The emergence of Chavez must be a source of considerable worry to the US.  Unlike his friend Castro, who has been a minor irritant for the past 40 years, he has got economic clout and through OPEC has a considerable influence on a massive amount of economic clout. 


The US economy is increasingly dependent on oil supplied by OPEC countries, including Iraq.  The US (with 5% of the world’s population) consumes 25% of the world’s oil production, 60% of which has to be imported.  That proportion is rising and will continue to rise because domestic oil production in the US is falling – in the 1990s US production fell by 15% while consumption rose by 11%.  It now consumes the bulk of the oil exported by Canada, Mexico and Venezuela and is increasingly dependent on imports from the Gulf, including Iraq, which is now producing nearly as much oil as Venezuela.  (Ironically, whereas US companies are free to purchase oil from Iraq, they are forbidden under US law from purchasing oil from Iran).  The US economy is now powered in part by OPEC oil, the availability and price of which is influenced by Chavez.

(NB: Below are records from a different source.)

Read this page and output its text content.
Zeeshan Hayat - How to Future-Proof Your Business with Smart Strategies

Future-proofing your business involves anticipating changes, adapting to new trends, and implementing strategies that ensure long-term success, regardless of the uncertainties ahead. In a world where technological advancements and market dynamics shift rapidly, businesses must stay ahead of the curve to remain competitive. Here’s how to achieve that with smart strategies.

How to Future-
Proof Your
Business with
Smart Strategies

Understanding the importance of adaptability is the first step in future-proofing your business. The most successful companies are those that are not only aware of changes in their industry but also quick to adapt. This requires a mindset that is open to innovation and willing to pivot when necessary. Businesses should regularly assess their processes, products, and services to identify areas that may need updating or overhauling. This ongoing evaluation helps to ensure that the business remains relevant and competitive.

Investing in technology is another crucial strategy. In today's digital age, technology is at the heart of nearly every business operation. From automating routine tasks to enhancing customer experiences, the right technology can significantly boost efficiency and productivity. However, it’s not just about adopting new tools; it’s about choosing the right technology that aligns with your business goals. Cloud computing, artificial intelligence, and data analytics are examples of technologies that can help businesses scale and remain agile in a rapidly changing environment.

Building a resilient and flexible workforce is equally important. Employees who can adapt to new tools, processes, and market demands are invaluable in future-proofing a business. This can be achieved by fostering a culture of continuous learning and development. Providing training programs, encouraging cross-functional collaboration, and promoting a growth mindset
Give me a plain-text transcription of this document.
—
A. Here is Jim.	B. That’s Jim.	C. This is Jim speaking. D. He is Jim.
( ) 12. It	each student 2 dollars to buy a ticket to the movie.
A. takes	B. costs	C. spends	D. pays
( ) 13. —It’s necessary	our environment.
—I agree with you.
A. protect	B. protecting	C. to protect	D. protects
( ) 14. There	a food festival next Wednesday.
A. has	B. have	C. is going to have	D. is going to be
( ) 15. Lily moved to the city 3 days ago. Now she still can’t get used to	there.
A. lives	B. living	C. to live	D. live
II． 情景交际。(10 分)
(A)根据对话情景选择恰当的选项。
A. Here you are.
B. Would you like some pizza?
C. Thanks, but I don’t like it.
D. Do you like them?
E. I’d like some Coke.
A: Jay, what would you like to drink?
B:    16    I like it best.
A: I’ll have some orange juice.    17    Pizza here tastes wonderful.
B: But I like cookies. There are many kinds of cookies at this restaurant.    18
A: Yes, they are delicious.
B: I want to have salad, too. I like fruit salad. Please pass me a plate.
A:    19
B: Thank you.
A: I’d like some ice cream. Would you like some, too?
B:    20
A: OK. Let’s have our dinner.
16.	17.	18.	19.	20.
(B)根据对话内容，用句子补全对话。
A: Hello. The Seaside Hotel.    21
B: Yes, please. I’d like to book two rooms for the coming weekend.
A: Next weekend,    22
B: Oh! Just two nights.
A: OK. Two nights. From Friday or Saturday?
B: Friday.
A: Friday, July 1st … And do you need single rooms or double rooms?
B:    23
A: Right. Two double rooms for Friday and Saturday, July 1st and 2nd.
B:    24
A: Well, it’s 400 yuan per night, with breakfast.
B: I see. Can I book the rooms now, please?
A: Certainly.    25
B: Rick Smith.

(And by Saddam Hussein.  Iraq though a member of OPEC is not subject to OPEC quotas, because its oil exports are governed by regular oil-for-food deals supervised by the UN, in which about half the oil revenue is confiscated as war reparations.  The current deal runs to 4 December.  If Iraq’s contribution to the world’s oil supply at nearly 3 million barrels a day were no longer available, it is difficult to see how it could be made up from another source in a hurry.  With OPEC restricting supply under the influence of Chavez, this is a very powerful weapon in Saddam’s hands.  Even a suggestion from Bagdad that Iraq was not going to supply the West with oil on the current terms might have a dramatic effect on Wall Street.  Sanctions against Iraq may end very suddenly.)


On the political front, Chavez has ambitions to expand his influence in Central and South America, which the US has long regarded as its fiefdom.  His hero is Simon Bolivar – he has renamed Venezuela the Bolivarian Republic of Venezuela – and he sees himself as the leader of a movement to liberate Latin America from US driven globalisation.  He had better mind his back.